Sunday, December 17, 2006

The Future of the Oil Industry

The Associated Press
December 15, 2006

R&D shale oil extraction leases granted

The Interior Department granted leases Friday for shale oil extraction experiments, a step allowing companies to determine how to tap into an estimated 100-year supply of oil locked in rock formations under Colorado, Utah, and southwest Wyoming.
The leases, the first granted in 30 years, were issued two decades after companies abandoned large-scale commercial efforts in western Colorado because coaxing oil out of rock was laborious and expensive.

The Interior Department issued 10-year leases for Shell Frontier Oil & Gas Co., Chevron USA and EGL Resources Inc. for 160-acre parcels for research and development projects in northwest Colorado.

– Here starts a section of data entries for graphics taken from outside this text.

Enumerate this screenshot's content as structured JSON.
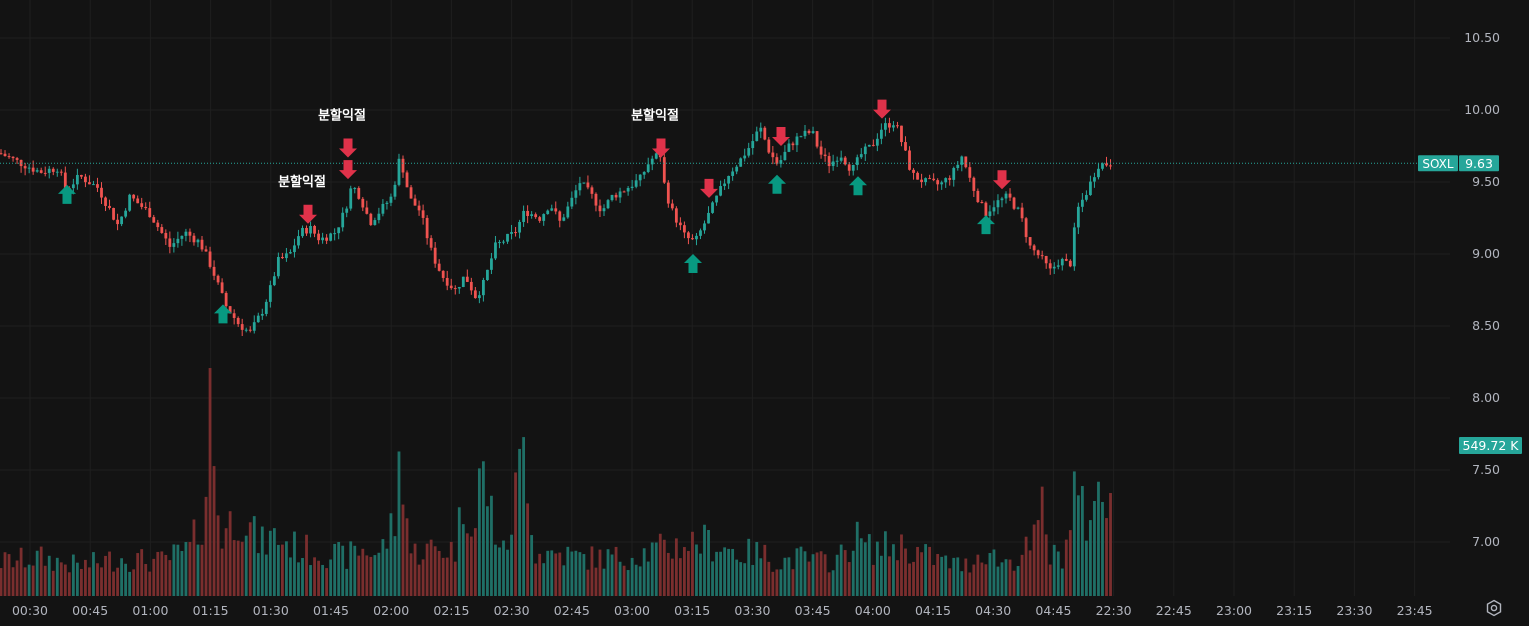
{
  "symbol": "SOXL",
  "last_price_label": "9.63",
  "volume_label": "549.72 K",
  "colors": {
    "background": "#131313",
    "grid": "#1f1f1f",
    "up": "#26a69a",
    "down": "#ef5350",
    "up_volume": "#1f6f66",
    "down_volume": "#7a2e2e",
    "signal_up": "#089981",
    "signal_down": "#e0324a",
    "axis_text": "#b2b5be"
  },
  "chart_data": {
    "type": "candlestick",
    "title": "",
    "ylim": [
      6.65,
      10.65
    ],
    "y_ticks": [
      "10.50",
      "10.00",
      "9.50",
      "9.00",
      "8.50",
      "8.00",
      "7.50",
      "7.00"
    ],
    "x_ticks": [
      "00:30",
      "00:45",
      "01:00",
      "01:15",
      "01:30",
      "01:45",
      "02:00",
      "02:15",
      "02:30",
      "02:45",
      "03:00",
      "03:15",
      "03:30",
      "03:45",
      "04:00",
      "04:15",
      "04:30",
      "04:45",
      "22:30",
      "22:45",
      "23:00",
      "23:15",
      "23:30",
      "23:45"
    ],
    "close_path": [
      [
        0,
        9.7
      ],
      [
        18,
        9.64
      ],
      [
        40,
        9.57
      ],
      [
        58,
        9.6
      ],
      [
        66,
        9.45
      ],
      [
        80,
        9.54
      ],
      [
        98,
        9.46
      ],
      [
        118,
        9.2
      ],
      [
        130,
        9.4
      ],
      [
        150,
        9.28
      ],
      [
        170,
        9.05
      ],
      [
        185,
        9.15
      ],
      [
        200,
        9.08
      ],
      [
        212,
        8.9
      ],
      [
        225,
        8.65
      ],
      [
        238,
        8.52
      ],
      [
        250,
        8.45
      ],
      [
        262,
        8.6
      ],
      [
        270,
        8.75
      ],
      [
        278,
        8.95
      ],
      [
        290,
        9.0
      ],
      [
        300,
        9.15
      ],
      [
        310,
        9.18
      ],
      [
        320,
        9.1
      ],
      [
        335,
        9.15
      ],
      [
        345,
        9.3
      ],
      [
        352,
        9.48
      ],
      [
        360,
        9.4
      ],
      [
        370,
        9.22
      ],
      [
        380,
        9.3
      ],
      [
        392,
        9.4
      ],
      [
        400,
        9.68
      ],
      [
        410,
        9.38
      ],
      [
        420,
        9.3
      ],
      [
        432,
        9.0
      ],
      [
        442,
        8.85
      ],
      [
        455,
        8.75
      ],
      [
        465,
        8.85
      ],
      [
        476,
        8.7
      ],
      [
        484,
        8.8
      ],
      [
        495,
        9.05
      ],
      [
        505,
        9.1
      ],
      [
        515,
        9.15
      ],
      [
        525,
        9.3
      ],
      [
        540,
        9.25
      ],
      [
        550,
        9.35
      ],
      [
        560,
        9.22
      ],
      [
        570,
        9.35
      ],
      [
        580,
        9.5
      ],
      [
        592,
        9.4
      ],
      [
        602,
        9.3
      ],
      [
        612,
        9.4
      ],
      [
        625,
        9.45
      ],
      [
        640,
        9.52
      ],
      [
        650,
        9.65
      ],
      [
        660,
        9.7
      ],
      [
        665,
        9.45
      ],
      [
        672,
        9.3
      ],
      [
        685,
        9.12
      ],
      [
        695,
        9.08
      ],
      [
        705,
        9.22
      ],
      [
        716,
        9.38
      ],
      [
        728,
        9.55
      ],
      [
        740,
        9.65
      ],
      [
        750,
        9.75
      ],
      [
        760,
        9.88
      ],
      [
        770,
        9.7
      ],
      [
        778,
        9.62
      ],
      [
        790,
        9.76
      ],
      [
        800,
        9.82
      ],
      [
        812,
        9.85
      ],
      [
        820,
        9.7
      ],
      [
        830,
        9.62
      ],
      [
        840,
        9.7
      ],
      [
        852,
        9.58
      ],
      [
        862,
        9.7
      ],
      [
        872,
        9.75
      ],
      [
        882,
        9.88
      ],
      [
        895,
        9.92
      ],
      [
        903,
        9.75
      ],
      [
        912,
        9.55
      ],
      [
        925,
        9.5
      ],
      [
        940,
        9.48
      ],
      [
        952,
        9.55
      ],
      [
        962,
        9.68
      ],
      [
        972,
        9.48
      ],
      [
        985,
        9.28
      ],
      [
        995,
        9.35
      ],
      [
        1008,
        9.4
      ],
      [
        1020,
        9.28
      ],
      [
        1030,
        9.05
      ],
      [
        1040,
        8.98
      ],
      [
        1050,
        8.88
      ],
      [
        1060,
        8.96
      ],
      [
        1070,
        8.92
      ],
      [
        1077,
        9.3
      ],
      [
        1088,
        9.45
      ],
      [
        1098,
        9.62
      ],
      [
        1112,
        9.63
      ]
    ],
    "volume_path": [
      [
        0,
        40
      ],
      [
        40,
        45
      ],
      [
        80,
        35
      ],
      [
        120,
        45
      ],
      [
        160,
        40
      ],
      [
        190,
        55
      ],
      [
        205,
        100
      ],
      [
        210,
        230
      ],
      [
        220,
        70
      ],
      [
        240,
        100
      ],
      [
        260,
        60
      ],
      [
        275,
        70
      ],
      [
        300,
        55
      ],
      [
        330,
        50
      ],
      [
        345,
        45
      ],
      [
        360,
        55
      ],
      [
        380,
        50
      ],
      [
        398,
        95
      ],
      [
        400,
        200
      ],
      [
        410,
        50
      ],
      [
        430,
        55
      ],
      [
        455,
        55
      ],
      [
        465,
        120
      ],
      [
        478,
        70
      ],
      [
        480,
        160
      ],
      [
        495,
        80
      ],
      [
        505,
        45
      ],
      [
        525,
        185
      ],
      [
        535,
        50
      ],
      [
        560,
        50
      ],
      [
        580,
        45
      ],
      [
        600,
        45
      ],
      [
        620,
        45
      ],
      [
        640,
        50
      ],
      [
        660,
        55
      ],
      [
        680,
        60
      ],
      [
        700,
        65
      ],
      [
        720,
        60
      ],
      [
        740,
        50
      ],
      [
        760,
        50
      ],
      [
        780,
        40
      ],
      [
        800,
        45
      ],
      [
        820,
        40
      ],
      [
        840,
        45
      ],
      [
        855,
        70
      ],
      [
        870,
        55
      ],
      [
        900,
        60
      ],
      [
        920,
        50
      ],
      [
        945,
        40
      ],
      [
        965,
        35
      ],
      [
        985,
        55
      ],
      [
        1000,
        40
      ],
      [
        1020,
        45
      ],
      [
        1038,
        70
      ],
      [
        1040,
        130
      ],
      [
        1050,
        45
      ],
      [
        1065,
        50
      ],
      [
        1075,
        130
      ],
      [
        1085,
        85
      ],
      [
        1095,
        120
      ],
      [
        1105,
        100
      ],
      [
        1112,
        140
      ]
    ],
    "signals": [
      {
        "type": "buy",
        "x": 67,
        "tip": 9.48
      },
      {
        "type": "buy",
        "x": 223,
        "tip": 8.65
      },
      {
        "type": "sell",
        "x": 308,
        "tip": 9.21,
        "label": "분할익절"
      },
      {
        "type": "sell",
        "x": 348,
        "tip": 9.67,
        "label": "분할익절"
      },
      {
        "type": "sell",
        "x": 348,
        "tip": 9.52
      },
      {
        "type": "sell",
        "x": 661,
        "tip": 9.67,
        "label": "분할익절"
      },
      {
        "type": "buy",
        "x": 693,
        "tip": 9.0
      },
      {
        "type": "sell",
        "x": 709,
        "tip": 9.39
      },
      {
        "type": "buy",
        "x": 777,
        "tip": 9.55
      },
      {
        "type": "sell",
        "x": 781,
        "tip": 9.75
      },
      {
        "type": "buy",
        "x": 858,
        "tip": 9.54
      },
      {
        "type": "sell",
        "x": 882,
        "tip": 9.94
      },
      {
        "type": "buy",
        "x": 986,
        "tip": 9.27
      },
      {
        "type": "sell",
        "x": 1002,
        "tip": 9.45
      }
    ]
  }
}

"These oil shale (research, development, and demonstration) leases will help us determine how industry might develop this tremendous resource effectively and economically," said C. Stephen Allred, assistant secretary of the interior for land and minerals management.
The companies must submit detailed development plans, monitor groundwater, and obtain all required permits to protect air and water quality, the department said last month in approving the projects, which could begin as early as the summer.

Since 1996, Shell has tested procedures on private land in western Colorado that involve baking shale rock in the ground with electric heating rods, then pumping the melted oil to the surface. Circulating refrigerants through underground pipes to freeze adjacent areas would keep groundwater away from the melted oil.
The Bureau of Land Management declared the projects would have no significant environmental impact.



Shell says that they can pull oil out of shale for $ 30/bbl. Freezing the ground to create cells with "ice-walls" is a nice touch of genius.

The trillion-plus barrels of near-oil under the Rockies in America and Canada, plus the Canadian tar sands, plus the hundred billion barrels of oil in Alaska and under the Gulf of Mexico, are why North America will come to be the center of the global oil industry during the 21st century, and sooner rather than later.

2 Comments:

Blogger Unknown said...

This is also a sign that no-one is expecting sub $40 oil anytime soon. They will make the investments when they can be sure that there is a floor to the market.

December 17, 2006 7:38 AM  
Blogger Oroborous said...

I won't claim that we won't see sub-$ 40 oil, for there are many scenarios under which we might, but looking out a couple of decades it's almost certain that we won't be meeting global demand using just cheaply-produced oil, such as that of the Middle East and America's Permian Basin. Those reserves are on their final legs.